Testing the Limits of Faustian Trade Relationships


In all Faustian agreements, it's critically important for each party to fully understand and fulfill their end of the agreed terms. This is clearly not happening today with the US and China on trade.

The concepts of free trade were conceived during the time of a gold standard, which provided a self-correcting mechanism to keep trade imbalances in check. Deficit countries parted with their gold in exchange for goods. Their currencies depreciated and became more competitive, leading eventually to an improved trade balance. As trade deficits grew in the 1960s-70s, the US chose to abandon its commitments to the gold standard, finally under the Bretton Woods agreement, rather than part with all of its gold reserves. The mechanism for determining the value of the dollar was handed over to the US Treasury and Fed. Free trade was upheld in theory, but a new the era of managed trade was born.

The US is turning to managed trade once again to guide US trade imbalances with China onto a more sustainable trajectory and move away from large, long-term, structural trade deficits. Tariffs are blunt force objects of choice, alongside efforts to further open China's market to US goods. Some question whether there is even a need to reduce large trade imbalances in today’s global economy.

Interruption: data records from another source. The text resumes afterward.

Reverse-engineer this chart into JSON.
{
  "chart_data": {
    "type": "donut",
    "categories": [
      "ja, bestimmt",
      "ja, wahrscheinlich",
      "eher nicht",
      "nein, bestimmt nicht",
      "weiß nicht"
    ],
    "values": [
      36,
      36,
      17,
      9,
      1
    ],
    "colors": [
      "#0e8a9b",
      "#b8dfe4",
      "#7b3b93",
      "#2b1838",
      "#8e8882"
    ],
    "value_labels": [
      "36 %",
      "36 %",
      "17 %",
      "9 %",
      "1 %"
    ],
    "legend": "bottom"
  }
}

The US needs that liquidity to fund its persistent budget deficits, supported by an ever-rising debt ceiling. As we saw in the 2008 global financial crisis however, things tend to work and keep working until they just hit a wall and no longer work. How realistic is it to think dollar hegemony will last forever, or that the US will be able to borrow amount x at the rate of y, in perpetuity?

The US trade imbalance with China began to accelerate under the Presidency of George Bush with China’s ascension to the WTO in late 2001. In the early 1980’s, large trade imbalances with Japan were tolerable under a tacit agreement that surpluses would be re-invested in US treasuries and other assets, enabling US rates to stay lower and help finance structurally high budget deficits. A critical third part of this Faustian arrangement, in the form of the Plaza Accord of 1985, led the US Dollar meaningfully lower against the Yen and Deutschemark, effectively monetizing the new US debt. What would be the effects on China’s economy of a similar quantum appreciation in the RMB? Just half the level of appreciation the yen experienced would equate to the RMB moving from the current 6.3-level to below 5 against the dollar – levels undoubtedly viewed by Chinese negotiators as patently absurd and potentially destabilizing.

Global trade imbalances, particularly between the two largest economies, have grown to unsustainable levels. A US-led trade model has allowed trade deficits to persist and trade surplus countries to grow faster than they otherwise would have, while also helping facilitate U.S. budget deficits and necessitating continued increases in the U.S. debt ceiling. The Faustian arrangement, whereby investment flows are recycled back to the US to keep interest rates low and help fund structural budget deficits, while surplus countries appreciate their currencies against the dollar to effectively monetize new debt, is not mutually agreed upon by the U.S. and China at present. What does the sustainable path of global economic growth and cooperation look like? Finding a mutually acceptable framework requires a thorough understanding of how the relationship has evolved to date and an appreciation of mutual objectives of growth, peace and prosperity.